The Democrat who heads the House Judiciary Committee, Rep. Jerry Nadler of New York, said in a statement, “The Administration’s announcement that President Trump’s Doral Miami resort will be the site of the next G7 summit is among the most brazen examples yet of the President’s corruption. He is exploiting his office and making official U.S. government decisions for his personal financial gain. The Emoluments Clauses of the Constitution exist to prevent exactly this kind of corruption.”

Asked about the marketing opportunity that hosting an international diplomatic summit would present, Mulvaney said Trump didn’t “need much help promoting his brand.”

“I would simply ask you all to consider the possibility that Donald Trump’s brand is probably strong enough as it is, and doesn’t need any more help on that,” Mulvaney said.

He later added that Trump was “not making any money off of this, just like he’s not making any money from working here. And if you think it’s going to help his brand, that’s great, but I would suggest that he probably doesn’t need much help promoting his brand.”

The president himself was the one who first suggested holding it there, Mulvaney said.

“We sat around one night, we were back in the dining room and — going over it with a couple of our advance team, we had the list (of potential sites),” Mulvaney said. “And he goes, what about Doral? And I was like, that’s not the craziest idea. It makes perfect sense.”

Mulvaney also said, “Climate change will not be on the agenda.”

When asked at the site of the most recent G-7 summit, in Biarritz, France, about where the next one in the U.S. might be held, Trump told reporters that holding the summit in Miami would be “really fantastic” and that his club would be ideal because it was near Miami’s international airport and because each country could have its own “bungalow.”

“With Doral, we have a series of magnificent buildings — we call them bungalows,” Trump said then. “They each hold from 50 to 70 very luxurious rooms with magnificent views. We have incredible conference rooms, incredible restaurants. It’s like — it’s like such a natural — we wouldn’t even have to do the work that they did here.”

Trump said he was “not at all” concerned about the ethical implications of using a diplomatic gathering to promote a club run by his own company. He said the U.S. Secret Service and the military were involved in the selection process, and that 12 sites had been under consideration.

It would not be the first time the president has used a Trump property to host world leaders. China’s President Xi Jinping and Japan’s Prime Minister Shinzo Abe have both joined him at his Mar-a-Lago Club in Palm Beach, also in South Florida.

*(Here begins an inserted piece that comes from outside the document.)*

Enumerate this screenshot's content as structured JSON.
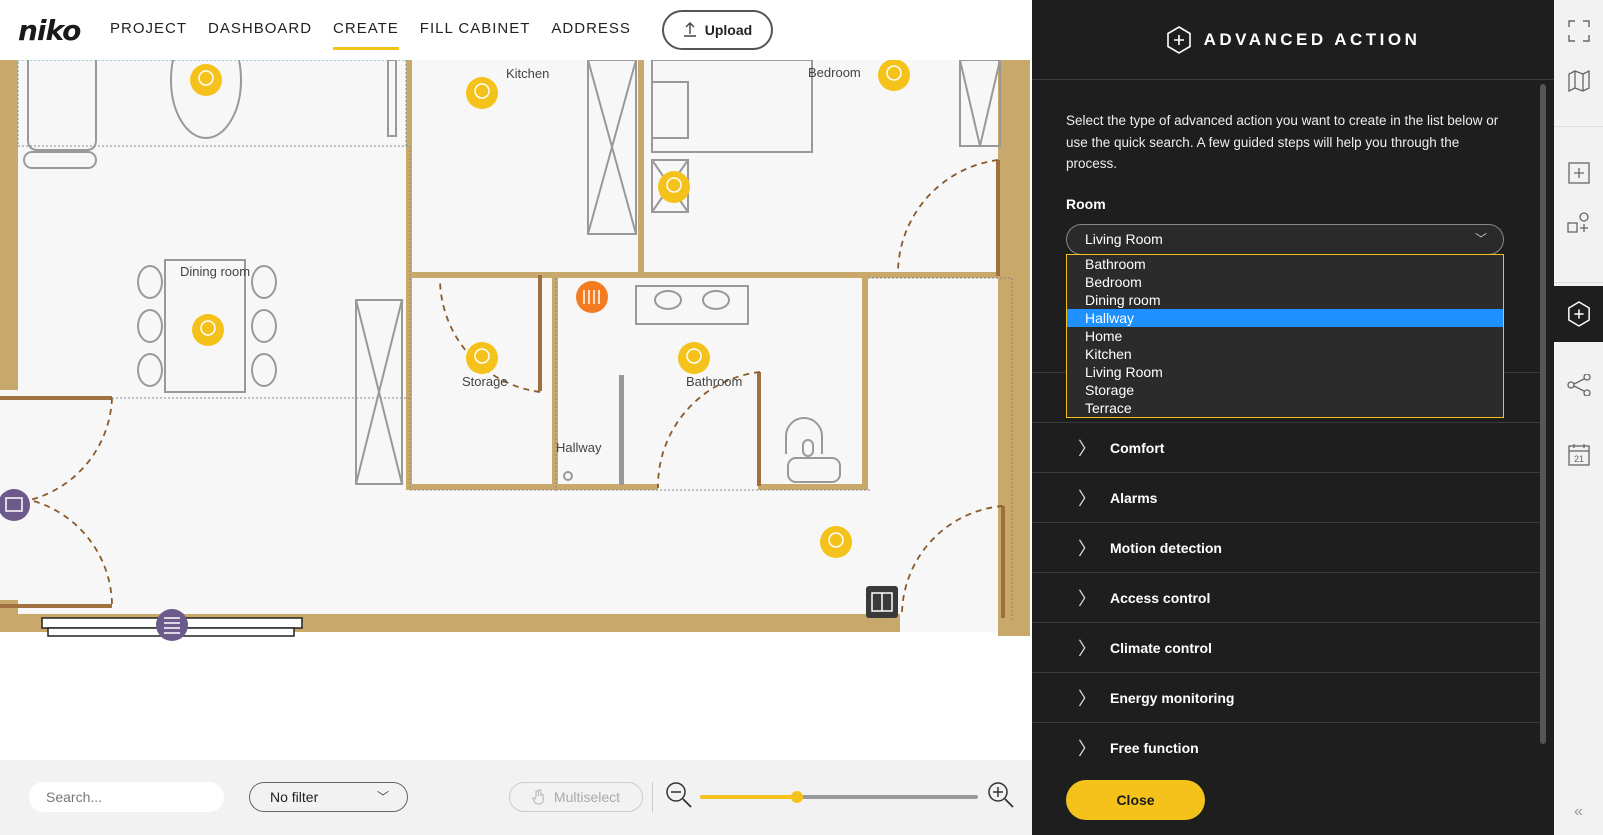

Trump’s visits to that resort — which he frequents in the winters — have also come under scrutiny from Democrats on Capitol Hill.

There was an initial list of about a dozen sites, and advance staff visited just under 10, including sites in California, Colorado, Florida, Hawaii, Michigan, North Carolina, Tennessee, and Utah, Mulvaney said. That list was further narrowed to four sites, including one in Hawaii, two in Utah, and Trump Doral, he said. “It’s almost like they built this facility to host this type of event,” Mulvaney said an advance staff team member told him.

“We use the same set of criteria that previous administrations have used,” he said. Asked if the White House would reveal the documentation of how the decision was reached, Mulvaney said “absolutely not” but did say relative cost numbers might be made available.

When Trump discussed Doral in August, focus turned to a previous case of bedbugs at the resort. The president at the time criticized Democrats for spreading what he called a “false and nasty rumor,” tweeting, “No bedbugs at Doral.”

But in fact, a possible bedbug infestation was the subject of a 2016 lawsuit, in which a New Jersey man who sued for $15,000 in damages alleging that he woke up covered in bites and sores after a night in one of the resort’s villas. In a court filing responding to the lawsuit, lawyers for the resort denied all of the allegations. The resort settled the suit out of court.